1. ## equivalence classes

Let D be the relation on Z defined as follows:

for all m,n in Z m D n <==> 3|(m^2 - n^2)

1.prove that D is an equivalence relation and
2.describe the distinct equivalence classes of D.

I don't know how to go abt it

2. To be an equivelence relation it must be

Reflexive $a \mathcal{R} a$

Symmetric $a \mathcal{R} b \implies b \mathcal{R} a$
and
Transative if $a \mathcal{R} b \mbox{ and } b \mathcal{R}c \implies a \mathcal{R}c$

Reflexive $n \mathcal{R} n$ yes becuause

$3|(n^2-n^2) \implies 3|0$

symmetric yes because if $m \mathcal{R} n$

$3|(m^2-n^2) \implies 3q=(m^2-n^2)$ for some integer q, factoring we get

$3q=-1(n^2-m^2) \implies 3(-q)=n^2-m^2 \implies 3|(n^2-m^2)$
so $n \mathcal{R}m$

Transative

$a \mathcal{R} b \mbox{ and } b \mathcal{R}c$

$3q_1=(a^2-b^2),q_1 \in \mathbb{Z}$ and

$3q_2=(b^2-c^2),q_2 \in \mathbb{Z}$

solving the 2nd for $b^2$ we get

$b^2=3q_2+c^2$ sub this into the first one to get

$3q_1=[a^2-(3q_2+c^2)] \iff 3q_1=a^2-3q_2-c^2 \iff 3(q_1+q_2)=a^2-c^2$

This tells us that $3|(a^2-c^2) \implies a\mathcal{R}c$

for part two think graphically. Good luck.

3. Hello, NidhiS!

I'll do part 1 . . .

Let $\mathbb{D}$ be the relation on $Z$ defined as follows:

. . for all $m,n \in Z\!:\;\; m\,\mathbb{D}\,n\;\Longleftrightarrow\;3|(m^2 - n^2)$

1. Prove that $\mathbb{D}$ is an equivalence relation.
Definition: . $m \,\mathbb{D}\,n\:\text{ if and only if }\: m^2-n^2 \:=\:3k\:\text{ for some integer }k.$
. . . . . . . .
(The difference of their squares is a multiple of 3.)
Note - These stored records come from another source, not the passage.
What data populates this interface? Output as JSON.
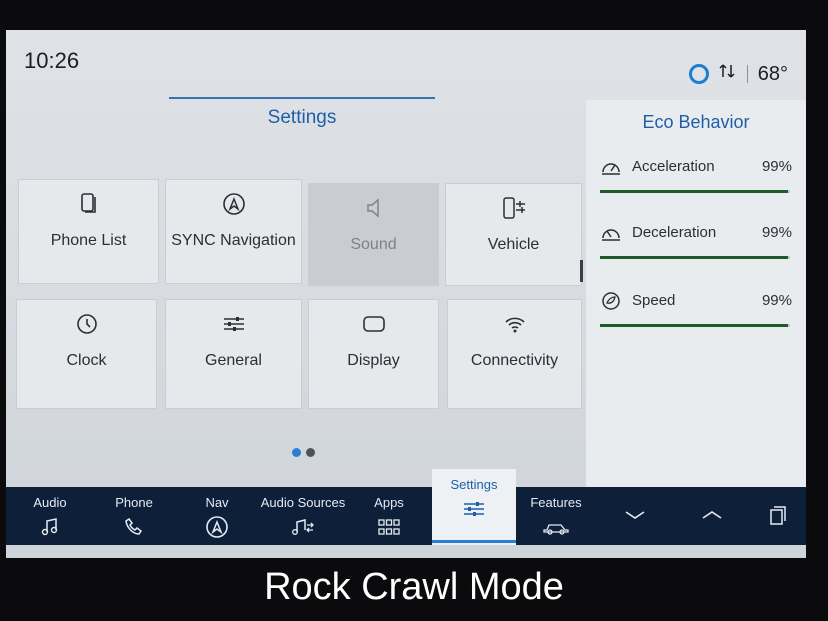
{
  "status": {
    "time": "10:26",
    "temperature": "68°"
  },
  "page": {
    "title": "Settings"
  },
  "tiles": [
    {
      "label": "Phone List",
      "icon": "phone-list-icon",
      "disabled": false
    },
    {
      "label": "SYNC Navigation",
      "icon": "navigation-icon",
      "disabled": false
    },
    {
      "label": "Sound",
      "icon": "speaker-icon",
      "disabled": true
    },
    {
      "label": "Vehicle",
      "icon": "vehicle-settings-icon",
      "disabled": false
    },
    {
      "label": "Clock",
      "icon": "clock-icon",
      "disabled": false
    },
    {
      "label": "General",
      "icon": "sliders-icon",
      "disabled": false
    },
    {
      "label": "Display",
      "icon": "display-icon",
      "disabled": false
    },
    {
      "label": "Connectivity",
      "icon": "wifi-icon",
      "disabled": false
    }
  ],
  "pager": {
    "pages": 2,
    "current": 1
  },
  "eco": {
    "title": "Eco Behavior",
    "rows": [
      {
        "name": "Acceleration",
        "value": "99%",
        "level": 0.99,
        "icon": "acceleration-gauge-icon"
      },
      {
        "name": "Deceleration",
        "value": "99%",
        "level": 0.99,
        "icon": "deceleration-gauge-icon"
      },
      {
        "name": "Speed",
        "value": "99%",
        "level": 0.99,
        "icon": "speed-leaf-icon"
      }
    ]
  },
  "bottom_nav": {
    "audio": "Audio",
    "phone": "Phone",
    "nav": "Nav",
    "audio_sources": "Audio Sources",
    "apps": "Apps",
    "settings": "Settings",
    "features": "Features"
  },
  "caption": "Rock Crawl Mode",
  "colors": {
    "accent": "#2a7fd4",
    "nav_bar": "#0e1f3a",
    "eco_bar": "#1f5a2a"
  }
}
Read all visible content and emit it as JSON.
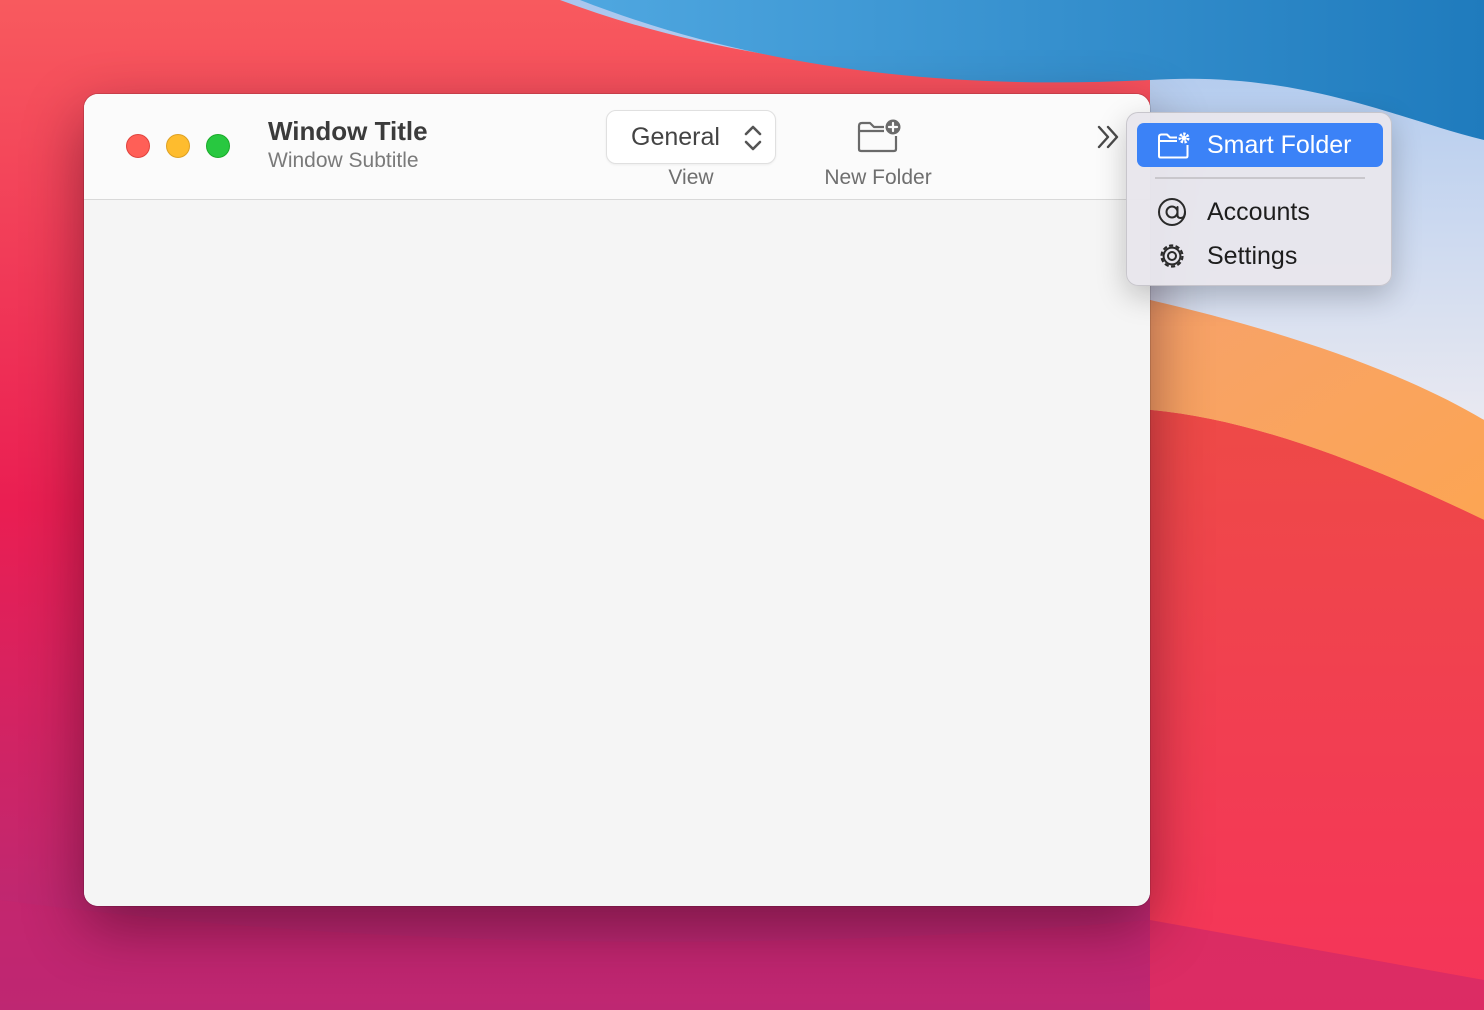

Reflexive: .Is $a\,\mathbb{D}\,a$ ?

. . $a\,\mathbb{D}\,a \;=\;a^2-a^2 \;=\;0 \;=\;3(0)$ . . . Yes!

Symmetric: . $\text{If }a\,\mathbb{D}\,b,\:\text{ does }\:b\,\mathbb{D}\,a$ ?

. . We have: . $a\,\mathbb{D}\,b \quad\Longrightarrow\quad a^2-b^2 \:=\:3k$

. . Then: . $b^2-a^2 \:=\:3(\text{-}k) \quad\Longrightarrow\quad b\,\mathbb{D}\,a$ . . . Yes!

Transitive: . $\text{If }\,a\,\mathbb{D}\,b\,\text{ and }\,b\,\mathbb{D}\,c,\:\text{ does }a\,\mathbb{D}\,c$ ?

. . $\text{We have: }\:\begin{array}{ccc}a^2-b^2 &=&3h \\ b^2-c^2 &=& 3k \end{array}$

. . Add: . $a^2-c^2 \:=\:3(h+k) \quad\Longrightarrow\quad a\,\mathbb{D}\,c$ . . . Yes!

$\mathbb{D}$ is reflexive, symmetric and transitive.

Therefore, $\mathbb{D}$ is an equivalence relation.